Der Tragödie erster Teil, und der zweite folgt sogleich.
Wir zogen weiter. Weiter nach Senphar, irgendsoein Kalifat an diesen See, dessen Namen ich vergessen
habe. Bis jetzt hatten die Plattnasen den meisten Dörfern, die wir gesehen hatten, ziemlich übel
mitgespielt. Aber hier im Kalifat waren die Leute irgendwie intelligenter. Die hatten ihr Hirn mal
dazu gebraucht, nachzudenken, anstatt es nur als Gegengewicht zum fetten Bauch zu benutzen, wie es
die meisten reichen Säcke tun. Also haben sie sich gedacht: "Hmm, besiegen können wir sie wahrscheinlich
nicht, , dann sollten wir uns vielleicht mit ihnen ver-bünden !? " Ta-Daaa ! Ein intelligenter Gedanke
war geboren und Senphar war gerettet. Die Plattnasen hatten zwar das ein oder andere Gebäude konfisziert,
aber ansonsten ging´s den Leuten eigentlich einigermaßen gut.
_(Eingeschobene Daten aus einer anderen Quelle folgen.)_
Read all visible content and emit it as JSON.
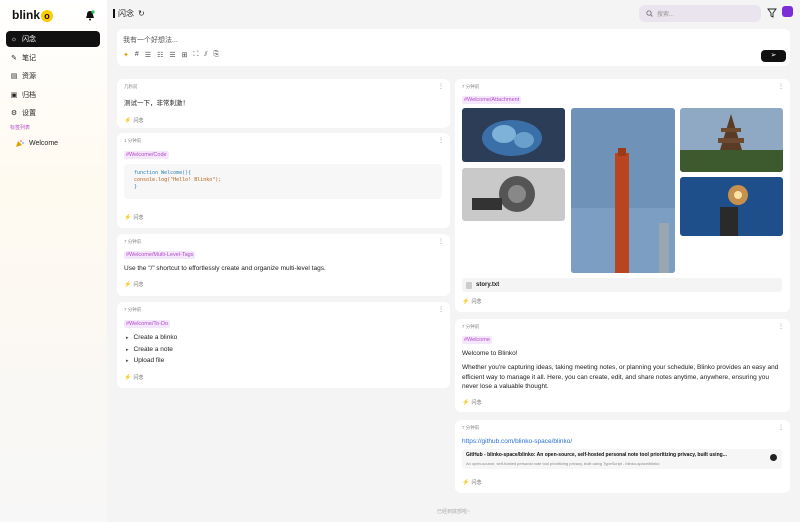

Aber genug geschwallt. Wir kommen also in die Hauptstadt (die einzige Ansammlung von Häusern seit
Tiefwasser, die die Bezeichnung "Stadt" überhaupt verdiente), schaun uns die Stadt an, und, wie es
eben so kommt, kommen wir auch in die Nähe des Palastes. Gawain muß natürlich gleich die Wachen anlabern.
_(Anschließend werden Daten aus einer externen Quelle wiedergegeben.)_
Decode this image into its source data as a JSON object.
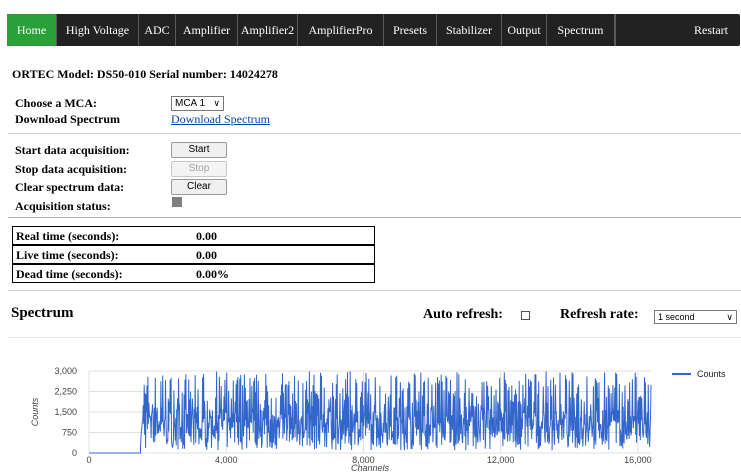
{
  "nav": {
    "items": [
      {
        "label": "Home",
        "active": true
      },
      {
        "label": "High Voltage"
      },
      {
        "label": "ADC"
      },
      {
        "label": "Amplifier"
      },
      {
        "label": "Amplifier2"
      },
      {
        "label": "AmplifierPro"
      },
      {
        "label": "Presets"
      },
      {
        "label": "Stabilizer"
      },
      {
        "label": "Output"
      },
      {
        "label": "Spectrum"
      },
      {
        "label": "Restart"
      }
    ]
  },
  "device": {
    "info": "ORTEC Model: DS50-010 Serial number: 14024278"
  },
  "mca": {
    "choose_label": "Choose a MCA:",
    "selected": "MCA 1",
    "download_label": "Download Spectrum",
    "download_link": "Download Spectrum"
  },
  "acquisition": {
    "start_label": "Start data acquisition:",
    "start_button": "Start",
    "stop_label": "Stop data acquisition:",
    "stop_button": "Stop",
    "clear_label": "Clear spectrum data:",
    "clear_button": "Clear",
    "status_label": "Acquisition status:",
    "status_color": "#808080"
  },
  "times": {
    "real_label": "Real time (seconds):",
    "real_value": "0.00",
    "live_label": "Live time (seconds):",
    "live_value": "0.00",
    "dead_label": "Dead time (seconds):",
    "dead_value": "0.00%"
  },
  "spectrum": {
    "title": "Spectrum",
    "auto_refresh_label": "Auto refresh:",
    "auto_refresh_checked": false,
    "refresh_rate_label": "Refresh rate:",
    "refresh_rate_value": "1 second"
  },
  "chart_data": {
    "type": "line",
    "xlabel": "Channels",
    "ylabel": "Counts",
    "xlim": [
      0,
      16384
    ],
    "ylim": [
      0,
      3000
    ],
    "x_ticks": [
      "0",
      "4,000",
      "8,000",
      "12,000",
      "16,000"
    ],
    "y_ticks": [
      "0",
      "750",
      "1,500",
      "2,250",
      "3,000"
    ],
    "series": [
      {
        "name": "Counts",
        "color": "#3366cc",
        "description_values": {
          "channels_0_to_1500": 0,
          "channels_1500_to_16384_range": [
            0,
            3000
          ]
        }
      }
    ],
    "legend_position": "right",
    "grid": true
  }
}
Er will den Kalif sehen ! Ich hätte mir ja fast vor Lachen in die Hosen gepinkelt ! Der glaubte doch wohl
nicht im Ernst, daß sich der Kalif hier irgend-wie um den gerechten König von Cormyr scheren würde ?!
Natürlich wollten sie ihn nicht reinlassen, und baten uns höflich aber bestimmt, uns zu trollen. Levion
und ich waren schon am Gehen, als wir mit Schrecken feststellen mußten, daß sich Gawains Hügelriese mit
der Wache anlegte. Ich hab nicht genau gesehen, wie es angefangen hat, aber er hatte sich wohl direkt
vor den Anführer hingestellt und ihm einen seiner stechenden Blicke geschenkt. Klar, daß das dem Anführer
nicht gefallen hat, wahrscheinlich hat er Angst gehabt, daß so was ansteckend sein könnte. Und jetzt
standen sich die beiden Auge in Auge gegenüber, und der Soldat brabbelte irgendwas, und fuchtelte mit
den Händen nach dem Hügelriesen-Schwert. Sah so aus, als ob so was wie Widerstand gegen die Staatsgewalt
bevorstand, sprich, der Typ wollte Gawains Hü-gelriesen hops nehmen, was sich der höchstwahrscheinlich
nicht gefallen lassen würde. Also hätte sich jetzt eigentlich Gawain mal um seinen Hügelriesen kümmern
sollen, er hatte ihn als seinen Leibwächter angeschleppt, also war das auch seine Sache. Aber anstatt
den Riesen bei der Hand zu nehmen, ihm das Schwert wegzunehmen, und mit der Wache anständig zu reden,
sprang er irgendwie seltsam um die Gruppe herum, und auch Levion konnte mit seinem Sprachwissen nicht
mehr helfen. Ich begann zu befürchten, daß der Hügelriese unter anstek-kendem Hirnzerfall litt, und jetzt
auch Gawain von dieser Krankheit befallen war.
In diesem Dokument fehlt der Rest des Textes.